Luang Prabang is an extraordinarily beautiful city. Designated a World Heritage Site by UNESCO, it has undoubtedly become the tourist center of Laos. There is a seemingly genuine local and governmental effort to protect the culture and history of this holy place, supported by the “urban heritage conservation” efforts of UNESCO. I have been very impressed with the vibrant and healthy local handicraft scene. Genuine fair trade businesses seem to do well here. Because of UNESCO efforts and government ordinances, the architecture on the peninsula remains within certain traditional bounds, and there is funding for many restoration projects.
However, the influence of visiting tourists, like me, affects the cultural and physical landscape. Luang Prabang is faced with the questions growing common for most cities and countries that experience a tourism boom: how to accommodate the foreign presence while protecting local heritage? How to encourage socioeconomic development while also practicing conservation? And, the question that I found myself asking, over and over: how do you feed large amounts of foreigners?
Outsiders spending their money in a local economy have local ramifications, and I would argue that the local food economy is the most affected.

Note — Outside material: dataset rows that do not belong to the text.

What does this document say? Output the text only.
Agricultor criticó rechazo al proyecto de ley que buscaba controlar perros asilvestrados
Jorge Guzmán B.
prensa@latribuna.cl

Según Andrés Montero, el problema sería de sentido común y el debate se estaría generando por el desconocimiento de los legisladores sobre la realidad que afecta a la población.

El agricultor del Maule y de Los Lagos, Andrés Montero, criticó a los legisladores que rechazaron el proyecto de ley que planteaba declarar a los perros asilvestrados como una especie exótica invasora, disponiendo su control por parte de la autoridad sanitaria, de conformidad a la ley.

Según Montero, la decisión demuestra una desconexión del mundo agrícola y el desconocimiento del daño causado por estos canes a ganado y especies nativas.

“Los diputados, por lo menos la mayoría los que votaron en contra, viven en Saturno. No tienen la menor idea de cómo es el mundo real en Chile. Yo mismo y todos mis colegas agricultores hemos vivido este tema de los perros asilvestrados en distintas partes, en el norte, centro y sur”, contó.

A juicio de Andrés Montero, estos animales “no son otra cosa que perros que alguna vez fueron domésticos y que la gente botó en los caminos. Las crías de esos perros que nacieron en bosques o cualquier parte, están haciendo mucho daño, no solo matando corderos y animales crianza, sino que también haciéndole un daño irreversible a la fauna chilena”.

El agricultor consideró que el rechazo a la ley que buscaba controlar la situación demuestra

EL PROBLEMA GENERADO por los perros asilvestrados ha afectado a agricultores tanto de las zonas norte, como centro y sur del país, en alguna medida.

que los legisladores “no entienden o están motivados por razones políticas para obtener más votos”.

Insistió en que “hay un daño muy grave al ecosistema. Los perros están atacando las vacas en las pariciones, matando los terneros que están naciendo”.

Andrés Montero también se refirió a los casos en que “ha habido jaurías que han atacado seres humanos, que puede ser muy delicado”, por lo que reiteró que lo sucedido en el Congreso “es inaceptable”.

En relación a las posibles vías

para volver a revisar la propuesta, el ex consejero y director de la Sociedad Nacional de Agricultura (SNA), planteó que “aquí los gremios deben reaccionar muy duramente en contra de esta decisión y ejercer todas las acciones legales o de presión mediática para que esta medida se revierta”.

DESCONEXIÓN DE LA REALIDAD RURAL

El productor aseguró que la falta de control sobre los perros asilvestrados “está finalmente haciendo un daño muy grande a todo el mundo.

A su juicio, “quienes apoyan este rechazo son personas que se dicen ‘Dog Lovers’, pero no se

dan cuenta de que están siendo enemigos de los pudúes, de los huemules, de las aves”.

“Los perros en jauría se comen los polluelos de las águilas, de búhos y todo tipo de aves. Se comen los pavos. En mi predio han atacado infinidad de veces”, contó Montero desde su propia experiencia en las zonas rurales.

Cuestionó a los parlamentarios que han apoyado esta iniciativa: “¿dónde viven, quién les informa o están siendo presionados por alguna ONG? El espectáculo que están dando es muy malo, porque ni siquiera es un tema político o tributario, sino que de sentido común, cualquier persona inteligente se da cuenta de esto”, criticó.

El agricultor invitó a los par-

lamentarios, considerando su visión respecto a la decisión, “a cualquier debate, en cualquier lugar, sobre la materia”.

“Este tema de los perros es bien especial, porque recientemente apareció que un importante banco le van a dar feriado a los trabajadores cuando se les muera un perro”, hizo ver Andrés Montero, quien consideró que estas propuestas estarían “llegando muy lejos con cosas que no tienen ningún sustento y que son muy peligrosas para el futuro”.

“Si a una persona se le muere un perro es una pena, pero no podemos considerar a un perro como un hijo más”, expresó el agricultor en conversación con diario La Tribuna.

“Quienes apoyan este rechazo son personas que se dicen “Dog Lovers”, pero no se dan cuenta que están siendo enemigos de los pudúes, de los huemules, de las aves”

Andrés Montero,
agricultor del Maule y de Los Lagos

As opposed to the onetime silk textile or wood carving souvenir, tourists are using their culinary purchasing power to buy meals three times a day. And while a tourist may want to bring home a locally made craft, they may be less likely to try local noodle soup or grilled meat on the street. Walking down the main street of Luang Prabang, you can spot pizzerias, fried rice shops, and donut stands. Under the Lao section of a menu, you may see “Lao pad thai.” Many restaurants may serve traditional Lao dishes, but “tourist style”, with no fermented fish sauce or less chili. Most dishes are becoming sweeter, catering to tourist taste buds. With the growing number of tourist restaurants, it is actually quite possible to travel in Luang Prabang without eating Lao food.
The night market, located in the center of the town every evening, is representative of this relatively new tourist economy. Vendors have laid their goods on every available surface of the main street, angling bright lamps for their display. Tourists swarm the scene, examining piles of scarves, pants with elephant prints, and t-shirts printed with the Beer Lao logo. Many goods are imported from China and Vietnam, perhaps embellished, and then resold here. The neighboring alleys are lined with fruit shake vendors and crepe stands aimed at foreigners. There are also local bbq stands, local sweets, and Lao dish buffets; the vendors advertise prices as tourists walk by. At the night market, sometimes the foreigners seem to outnumber the locals.
If the night market represents the tourist economy, the morning market, located on downtown side streets, represents everything about the local economy. The main market in Luang Prabang is located just outside the central peninsula. Vendors at the morning market frequently buy from local farmers at the larger market early in the morning and then resell in town.
Gone are the tourist wares. The streets are lined with piles of fruits, vegetables, and herbs. Fishermen clean your fish as you wait; butchers slice hunks of meat and package them up. Everything is kept as fresh as possible- the chickens are still alive, as are the crabs and the fish in their bowls. Street vendors are selling rice, grilled local sausages, noodle soups, and takeaway Lao breakfasts and lunches. Clothing vendors sell fewer elephant print pants and instead stock Lao skirts (sinh) and children’s clothes. People are shopping for their daily groceries, chatting with each other, moving slowly and carrying loads.
How can these scenes exist side by side, in the same city? Where does one find the “authentic local food”, as I am frequently asked? Is it authentic when a Lao child eats an imported Thai snack? How about the Lao family that owns a pizzeria? Is the foreigner (read: me) cluelessly ordering mystery meats in English at the local bbq place eating authentically? What about the foreigner who excitedly orders food listed under the “Lao” section of the menu, unaware that it is really Bangkok food in disguise?
Cuisine, like any other part of culture, is a living, breathing thing. It reacts to economic pressures and changing tastes. The food scene here is diverse and complicated; one can find a bit of everything. There are beautiful traditions to be acknowledged, but cuisine adapts to new conditions, as every aspect of culture does. How does one decide when that adaptation becomes “inauthentic”?
Tourism in a developing country poses complex, amorphous, and sometimes unanswerable questions. While I was here, I tried to eat and spend my money in respectful and responsible ways, learning what I could about this place and its people. But I leave here after a short two week stay, and the people here will continue to be faced with these inescapable questions. I hope my favorite noodle stand continues to thrive, surrounded by restaurants. I hope that my favorite restaurant on the Mekong continues to add fermented fish sauce to everything, surprising the foreigners. I hope that the small family businesses are not pushed out by overstaffed, over the top luxury restaurants that cater to tour groups that arrive in buses. But most importantly, I hope that the people here continue to build their own style of development, protecting what they value and pushing to create all that they deserve. They are they only ones that can decide what the future of this city will look like. I just hope that future includes the fermented fish sauce.